What's the difference between askance and asquint?
Askance
Definition:
(adv.) Alt. of Askant
(v. t.) To turn aside.
Example Sentences:
(1) I would immediately look askance at anyone who lacks the last and possesses the first.
(2) Monogenic proposals for classifying Potyviridae should also be viewed askance until their practical value in agricultural settings can be demonstrated.
(3) The creditors point to some of Europe’s hardest-hit nations, the likes of Portugal and Ireland, whose voters have endured their own austerity and who would look askance if Greece were now let off the hook.
(4) I'd normally look askance at any place that dubs itself a "riviera" that isn't due south of 45 degrees latitude.
(5) With the north-east hit hard by economic stagnation and central government funding for councils squeezed, the local authority is looking increasingly askance at a system that takes in £62m of public funding a year, while fares rise and operators reap large profits.
(6) Those here who have witnessed the chaos in Whitehall and Westminster these past four years may look askance at the notion that the pieces of the jigsaw are being methodically assembled, but in Davos this will undoubtedly play well.
(7) Many struggling newspaper groups would not look askance at an offer to become such a bauble in such difficult times and rumours still flourish that Lebedev could buy the Independent.
(8) Not that it always works in their favour – by the mid-90s, Merchant-Ivory had became something of an inverse snobbery insult, signifying something stuffy and dull, all starched waistcoats and askance glances across the class divide, of interest only to Laura Ashley fans.
(9) When I did say sorry, the woman looked at me askance.
(10) The rest of us might look askance at this assumption, requiring as it does, for example, the acceptance that the unqualified George Osborne is the man most capable of steering the British economy through perilous waters.
(11) Out canvassing recently, a man looked askance at her campaign material.
(12) Bryant said: "People will certainly look askance at him.
(13) The tacitly state-sanctioned venting of spleen against Japan certainly came easily to a lot of Chinese, many raised since childhood to look askance at things Japanese.
(14) If you wait until your child is about to go to school you should expect your dentist to look askance – NHS guidelines say that, at the very least, children should have at least one visit to the dentist before the age of two.
(15) On 19 September, booths in this part of the electorate are expected to swing towards Labor again, as its 62,000 residents look askance at Abbott’s claim that there’s nothing more Perth than the SAS and view anyone who came from as far away as Fremantle as a foreigner.
(16) Passon has a pet theory – "it's so crackpot" – that there might be a genetic basis for the creativity and askance perspective often attributed to gay people throughout history.

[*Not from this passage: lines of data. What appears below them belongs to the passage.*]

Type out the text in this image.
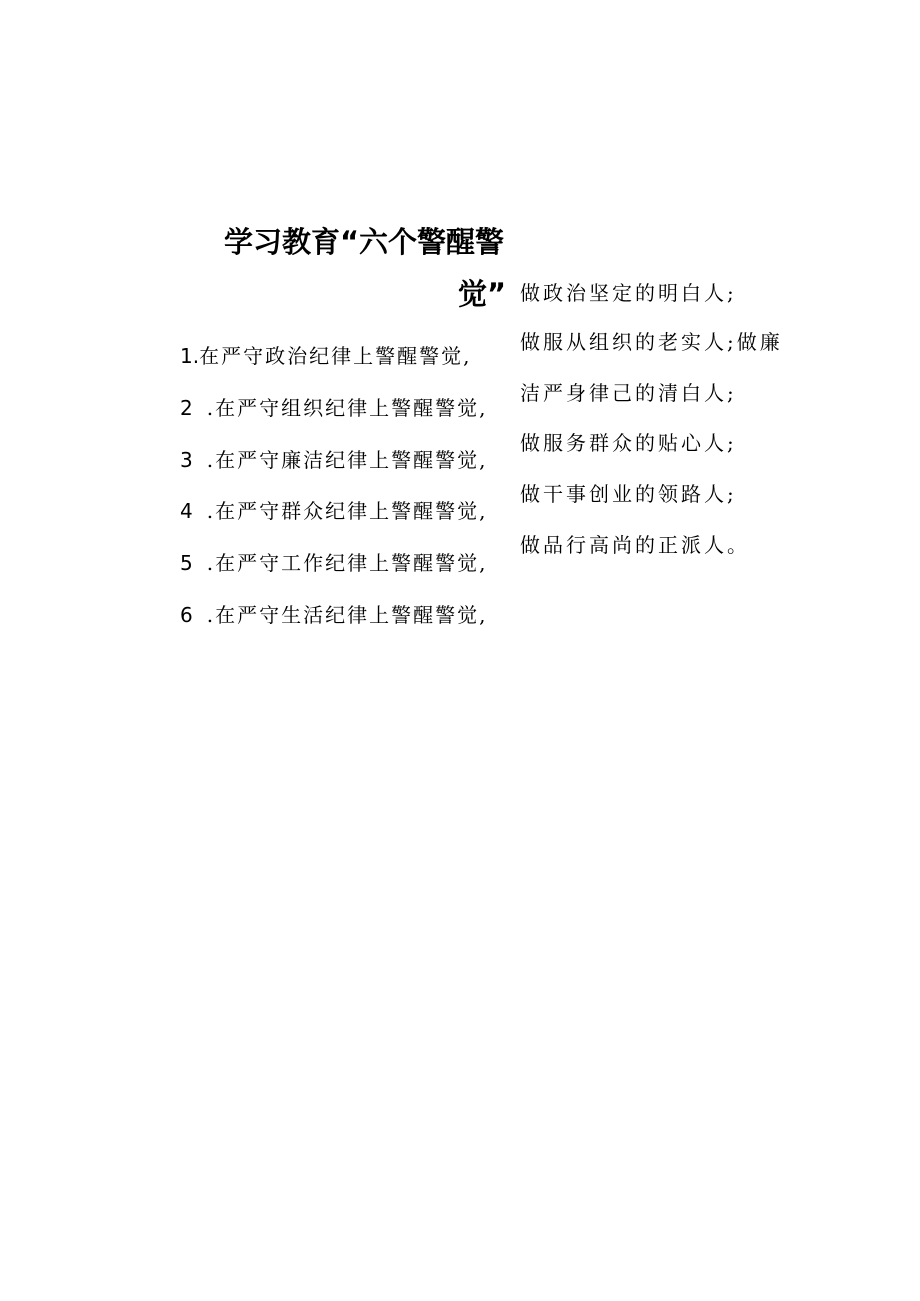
学习教育“六个警醒警
觉”
1.在严守政治纪律上警醒警觉,
2 .在严守组织纪律上警醒警觉,
3 .在严守廉洁纪律上警醒警觉,
4 .在严守群众纪律上警醒警觉,
5 .在严守工作纪律上警醒警觉,
6 .在严守生活纪律上警醒警觉,
做政治坚定的明白人;
做服从组织的老实人;做廉
洁严身律己的清白人;
做服务群众的贴心人;
做干事创业的领路人;
做品行高尚的正派人。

(17) While the Obama administration increasingly looks askance at Netanyahu, there is still a strong bipartisan consensus for American support of Israel.
(18) But when the US talks about deploying B52 nuclear-capable bombers to the north-south border, importing an advanced missile shield into South Korea and emphasising strong military ties with Japan, as it did last week, China, understandably, looks askance.
(19) Even Jacob Rees-Mogg, the poshest man in the Commons and usually a willing Sergeant Wilson, who had been lying languidly on the backbenches with his feet in the air, reflecting on how tricky it was to get your shoes cleaned now that the government's long-term economic plan had got so many people back into work, looked askance at this.
(20) The Irish, drifting back, might have looked askance at all the European Jews.
Asquint
Definition:
(adv.) With the eye directed to one side; not in the straight line of vision; obliquely; awry, so as to see distortedly; as, to look asquint.